Choose a tag to compare

@mathias-von-ottenbreit mathias-von-ottenbreit released this 29 Oct 20:13
· 1 commit to main since this release

This release introduces significant enhancements to streamline the data preprocessing workflow and improve overall usability. The model now intelligently handles pandas.DataFrame inputs, automating common data preparation steps and making it easier to go from raw data to a trained model.

Key Features and Enhancements

1. Automatic Data Preprocessing with pandas.DataFrame

When a pandas.DataFrame is passed as input X to APLRRegressor or APLRClassifier, the model now automatically performs the following preprocessing steps, reducing the need for manual data preparation:

  • Missing Value Imputation:

    • For columns containing missing values (NaN), the model automatically imputes them using the column's median.
    • To preserve information about the original missingness, a new binary feature (e.g., feature_name_missing) is created for each column that had values imputed.
    • The median calculation correctly handles sample_weight if provided during fitting, ensuring a weighted median is used for imputation.
  • Categorical Feature Encoding:

    • Columns with object or category data types are automatically identified and one-hot encoded.
    • The model gracefully handles unseen category levels during prediction by creating columns for all categories seen during training and setting them to zero for new data.
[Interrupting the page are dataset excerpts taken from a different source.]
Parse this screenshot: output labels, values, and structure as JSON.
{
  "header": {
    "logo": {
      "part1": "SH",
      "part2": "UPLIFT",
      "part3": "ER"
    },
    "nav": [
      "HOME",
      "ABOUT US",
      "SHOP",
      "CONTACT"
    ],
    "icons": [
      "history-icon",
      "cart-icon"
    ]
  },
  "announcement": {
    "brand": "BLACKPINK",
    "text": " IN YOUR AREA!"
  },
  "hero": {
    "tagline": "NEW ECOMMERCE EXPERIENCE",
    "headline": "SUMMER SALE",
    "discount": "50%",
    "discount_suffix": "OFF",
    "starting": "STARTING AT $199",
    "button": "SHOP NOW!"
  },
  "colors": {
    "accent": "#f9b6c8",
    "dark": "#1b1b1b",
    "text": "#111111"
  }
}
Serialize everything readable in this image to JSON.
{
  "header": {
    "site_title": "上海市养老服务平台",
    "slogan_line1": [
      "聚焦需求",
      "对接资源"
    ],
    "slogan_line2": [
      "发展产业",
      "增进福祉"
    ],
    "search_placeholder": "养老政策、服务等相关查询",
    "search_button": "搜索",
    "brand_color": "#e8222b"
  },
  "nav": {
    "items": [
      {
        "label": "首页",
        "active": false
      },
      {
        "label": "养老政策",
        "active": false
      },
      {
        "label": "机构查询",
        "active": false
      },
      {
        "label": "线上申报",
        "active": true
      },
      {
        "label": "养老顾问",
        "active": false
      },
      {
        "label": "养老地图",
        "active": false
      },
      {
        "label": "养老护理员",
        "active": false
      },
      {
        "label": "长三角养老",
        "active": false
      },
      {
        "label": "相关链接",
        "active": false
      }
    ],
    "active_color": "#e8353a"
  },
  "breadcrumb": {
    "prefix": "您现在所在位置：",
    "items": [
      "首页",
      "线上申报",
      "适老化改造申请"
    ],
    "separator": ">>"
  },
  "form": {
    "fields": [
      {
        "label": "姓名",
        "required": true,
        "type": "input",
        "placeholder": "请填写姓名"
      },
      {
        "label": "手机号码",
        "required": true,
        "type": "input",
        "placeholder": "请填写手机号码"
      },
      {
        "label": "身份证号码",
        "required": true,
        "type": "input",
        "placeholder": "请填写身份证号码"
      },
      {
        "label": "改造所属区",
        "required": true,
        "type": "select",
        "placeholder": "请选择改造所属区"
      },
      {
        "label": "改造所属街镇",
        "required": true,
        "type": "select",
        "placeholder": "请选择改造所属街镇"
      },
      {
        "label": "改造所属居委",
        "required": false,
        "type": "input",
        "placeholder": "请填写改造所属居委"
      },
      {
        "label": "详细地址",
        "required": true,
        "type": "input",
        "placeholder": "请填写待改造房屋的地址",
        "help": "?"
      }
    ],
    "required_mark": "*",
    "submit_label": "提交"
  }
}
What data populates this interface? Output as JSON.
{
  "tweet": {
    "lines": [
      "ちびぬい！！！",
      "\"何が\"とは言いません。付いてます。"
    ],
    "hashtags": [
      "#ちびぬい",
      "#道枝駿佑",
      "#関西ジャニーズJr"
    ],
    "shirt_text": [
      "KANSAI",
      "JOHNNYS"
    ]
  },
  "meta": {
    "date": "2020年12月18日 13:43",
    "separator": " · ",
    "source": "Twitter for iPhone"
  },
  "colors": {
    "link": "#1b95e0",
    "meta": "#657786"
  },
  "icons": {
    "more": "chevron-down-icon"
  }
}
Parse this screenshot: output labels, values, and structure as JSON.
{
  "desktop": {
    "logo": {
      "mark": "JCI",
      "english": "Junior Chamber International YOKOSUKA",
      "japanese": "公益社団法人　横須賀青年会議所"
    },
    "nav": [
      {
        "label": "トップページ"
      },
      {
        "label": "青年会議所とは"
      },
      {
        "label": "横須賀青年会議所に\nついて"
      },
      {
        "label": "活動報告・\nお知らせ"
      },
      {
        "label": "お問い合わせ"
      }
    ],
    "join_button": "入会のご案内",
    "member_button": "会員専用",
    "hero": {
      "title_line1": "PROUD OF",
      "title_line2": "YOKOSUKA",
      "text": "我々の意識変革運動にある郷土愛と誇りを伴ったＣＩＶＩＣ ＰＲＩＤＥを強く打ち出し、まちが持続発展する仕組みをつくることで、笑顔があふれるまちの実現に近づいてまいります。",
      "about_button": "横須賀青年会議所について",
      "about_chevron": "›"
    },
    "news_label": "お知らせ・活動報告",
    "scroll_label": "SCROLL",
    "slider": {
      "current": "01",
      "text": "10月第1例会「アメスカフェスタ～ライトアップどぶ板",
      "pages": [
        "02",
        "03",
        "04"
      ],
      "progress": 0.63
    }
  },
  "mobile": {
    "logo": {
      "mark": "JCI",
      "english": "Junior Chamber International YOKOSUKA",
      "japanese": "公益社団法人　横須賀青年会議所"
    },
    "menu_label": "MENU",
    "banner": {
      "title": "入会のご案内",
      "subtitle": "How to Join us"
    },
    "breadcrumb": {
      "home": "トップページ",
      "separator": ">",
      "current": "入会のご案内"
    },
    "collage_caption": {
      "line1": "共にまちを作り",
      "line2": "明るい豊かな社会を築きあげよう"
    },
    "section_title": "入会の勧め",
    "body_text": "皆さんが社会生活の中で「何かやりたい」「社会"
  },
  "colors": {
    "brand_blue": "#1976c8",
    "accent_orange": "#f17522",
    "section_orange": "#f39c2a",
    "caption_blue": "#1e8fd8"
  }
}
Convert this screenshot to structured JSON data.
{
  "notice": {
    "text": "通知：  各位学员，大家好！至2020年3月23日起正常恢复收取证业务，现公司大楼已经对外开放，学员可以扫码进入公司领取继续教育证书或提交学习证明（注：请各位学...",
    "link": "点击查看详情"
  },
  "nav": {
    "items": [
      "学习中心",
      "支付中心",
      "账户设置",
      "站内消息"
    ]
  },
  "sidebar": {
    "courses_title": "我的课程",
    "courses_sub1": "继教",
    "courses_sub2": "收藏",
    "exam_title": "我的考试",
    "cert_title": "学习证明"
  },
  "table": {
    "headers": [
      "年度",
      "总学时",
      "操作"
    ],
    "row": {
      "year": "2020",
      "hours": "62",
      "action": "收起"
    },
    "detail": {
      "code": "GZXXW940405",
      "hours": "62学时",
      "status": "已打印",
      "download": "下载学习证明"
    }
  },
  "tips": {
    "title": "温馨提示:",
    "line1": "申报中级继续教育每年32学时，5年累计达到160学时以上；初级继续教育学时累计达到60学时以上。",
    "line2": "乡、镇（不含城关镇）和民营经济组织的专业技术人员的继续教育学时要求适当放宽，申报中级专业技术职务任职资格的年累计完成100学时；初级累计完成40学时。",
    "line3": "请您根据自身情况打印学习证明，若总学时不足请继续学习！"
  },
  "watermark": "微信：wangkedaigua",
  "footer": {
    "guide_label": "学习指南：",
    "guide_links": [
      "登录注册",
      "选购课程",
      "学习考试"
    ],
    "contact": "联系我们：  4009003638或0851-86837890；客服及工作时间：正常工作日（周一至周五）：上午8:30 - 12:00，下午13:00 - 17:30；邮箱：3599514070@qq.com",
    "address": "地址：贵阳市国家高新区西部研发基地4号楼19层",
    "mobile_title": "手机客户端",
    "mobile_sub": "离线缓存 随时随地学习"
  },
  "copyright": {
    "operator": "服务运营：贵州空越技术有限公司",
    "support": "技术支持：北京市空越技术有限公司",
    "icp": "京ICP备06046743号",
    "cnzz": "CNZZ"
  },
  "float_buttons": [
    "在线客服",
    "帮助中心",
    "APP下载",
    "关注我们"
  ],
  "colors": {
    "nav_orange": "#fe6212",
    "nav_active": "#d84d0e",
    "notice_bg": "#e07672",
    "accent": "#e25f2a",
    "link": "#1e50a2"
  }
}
2. Enhanced Flexibility in APLRClassifier

The APLRClassifier is now more versatile with respect to the target variable y. It automatically converts numeric target arrays (e.g., [0, 1, 0, 1]) into string representations. This simplifies the setup for classification tasks, as you no longer need to manually pre-convert your target variable.

3. Updated Documentation and Examples

The API reference and examples have been updated to reflect these new automatic preprocessing capabilities, providing clearer guidance on leveraging these new, user-friendly features.